I’m currently building a large textual dataset which will grow to tens of millions of text objects (i.e., rows in my dataset) pretty soon. My goal, among other things, is to apply neural topic modelling. I have access to GPUs, however, the whole dataset won’t fit into memory… so I need to come up with an efficient and effective solution for training.

My current plan:

  • Store the data in single HDF5 file.

  • HDF5 allows concurrent reads so I can use PyTorch’s DataLoader with multiple workers to split the workload.

  • I’d also want to load random batches from the dataset which should be possible with HDF5… will still have to evaluate reading speed implications, though.
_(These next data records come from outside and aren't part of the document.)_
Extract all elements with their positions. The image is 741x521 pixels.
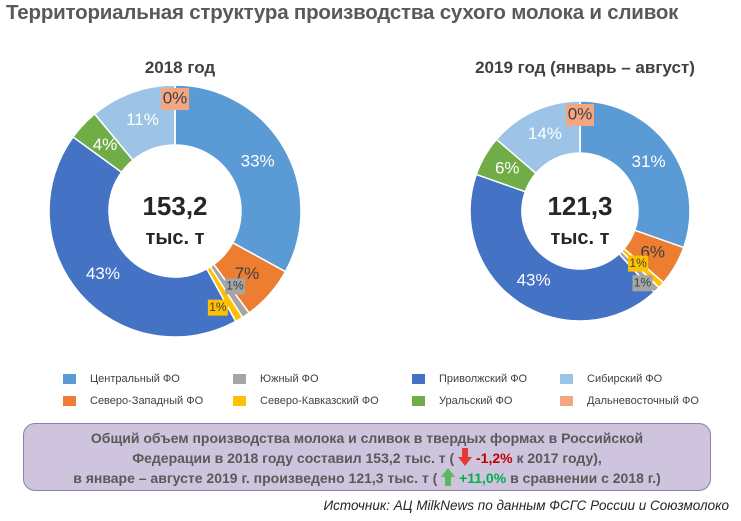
slice-label-background [224, 278, 245, 295]
legend-item-north-caucasus: Северо-Кавказский ФО [233, 395, 379, 407]
arrow-down-icon [458, 448, 473, 466]
slice-label-background [161, 88, 189, 110]
donut-chart-2018: 33%7%1%1%43%4%11%0% 153,2 тыс. т [48, 86, 302, 338]
legend-label: Приволжский ФО [439, 373, 528, 385]
donut-slice [579, 100, 691, 249]
legend-label: Северо-Западный ФО [90, 395, 204, 407]
legend-swatch [63, 396, 76, 407]
slice-label-background [628, 255, 649, 272]
slice-label: 1% [634, 275, 652, 289]
legend-item-siberia: Сибирский ФО [560, 373, 662, 385]
donut-slice [93, 86, 176, 162]
legend-swatch [412, 374, 425, 385]
chart-title-2019: 2019 год (январь – август) [475, 58, 695, 77]
legend-label: Дальневосточный ФО [587, 395, 699, 407]
legend-label: Уральский ФО [439, 395, 513, 407]
slice-label: 6% [495, 158, 520, 177]
legend-label: Центральный ФО [90, 373, 180, 385]
summary-line-3: в январе – августе 2019 г. произведено 1… [24, 468, 710, 488]
summary-2019-suffix: в сравнении с 2018 г.) [510, 470, 661, 486]
chart-title-2018: 2018 год [144, 58, 216, 77]
summary-2018-suffix: к 2017 году), [516, 450, 602, 466]
summary-2018-text: Федерации в 2018 году составил 153,2 тыс… [132, 450, 455, 466]
slice-label: 1% [226, 279, 244, 293]
donut-slice [48, 135, 237, 338]
legend-swatch [63, 374, 76, 385]
legend-swatch [560, 374, 573, 385]
legend-item-central: Центральный ФО [63, 373, 180, 385]
slice-label: 31% [632, 152, 666, 171]
change-2018: -1,2% [476, 450, 513, 466]
slice-label: 33% [241, 152, 275, 171]
summary-line-1: Общий объем производства молока и сливок… [90, 430, 644, 446]
slice-label: 11% [126, 110, 159, 129]
legend-label: Южный ФО [260, 373, 319, 385]
center-value: 153,2 [142, 191, 207, 221]
legend-item-south: Южный ФО [233, 373, 319, 385]
legend-label: Сибирский ФО [587, 373, 663, 385]
legend-item-far-east: Дальневосточный ФО [560, 395, 699, 407]
slice-label: 1% [629, 256, 647, 270]
summary-line-2: Федерации в 2018 году составил 153,2 тыс… [24, 448, 710, 468]
slice-label-background [632, 275, 653, 292]
summary-2019-text: в январе – августе 2019 г. произведено 1… [73, 470, 438, 486]
donut-slice [469, 173, 656, 322]
legend-swatch [412, 396, 425, 407]
summary-box: Общий объем производства молока и сливок… [23, 423, 711, 491]
arrow-up-icon [441, 468, 456, 486]
legend-item-northwest: Северо-Западный ФО [63, 395, 203, 407]
slice-label: 4% [93, 135, 118, 154]
slice-label: 7% [235, 264, 260, 283]
source-note: Источник: АЦ MilkNews по данным ФСГС Рос… [323, 498, 730, 513]
slice-label: 0% [163, 88, 188, 107]
center-value: 121,3 [547, 191, 612, 221]
legend-item-ural: Уральский ФО [412, 395, 512, 407]
slice-label: 1% [209, 300, 227, 314]
slice-label-background [207, 299, 228, 316]
slice-label: 14% [528, 124, 562, 143]
legend: Центральный ФО Южный ФО Приволжский ФО С… [55, 368, 735, 412]
page-title: Территориальная структура производства с… [6, 1, 679, 24]
center-unit: тыс. т [146, 227, 205, 249]
slice-label: 43% [517, 271, 551, 290]
change-2019: +11,0% [459, 470, 507, 486]
legend-swatch [233, 396, 246, 407]
legend-swatch [233, 374, 246, 385]
donut-chart-2019: 31%6%1%1%43%6%14%0% 121,3 тыс. т [469, 100, 691, 322]
center-unit: тыс. т [551, 227, 610, 249]
slice-label: 0% [568, 104, 593, 123]
slice-label: 43% [86, 264, 120, 283]
legend-label: Северо-Кавказский ФО [260, 395, 379, 407]
legend-swatch [560, 396, 573, 407]
donut-slice [174, 86, 302, 273]
slice-label-background [566, 104, 594, 126]
legend-item-volga: Приволжский ФО [412, 373, 527, 385]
  • There has been some discussion in this forum around this topic (e.g., DataLoader, when num_worker >0, there is bug) which is already pretty helpful!

  • However, what I haven’t really found out so far how I could possibly combine this with some sort of buffer: In principal, my idea would be to load x number of batches (with random samples from the dataset) into memory (the buffer) to minimize reading from the file. I think that the Sampler DataPipe from PyTorch goes into this direction… but I don’t really need an iterative solution (I want to be able to store random random samples while making sure that I don’t sample the same random samples across workers…).

Has anyone ever implemented something like that? Possibly with public code? Any thoughts are appreciated, thanks!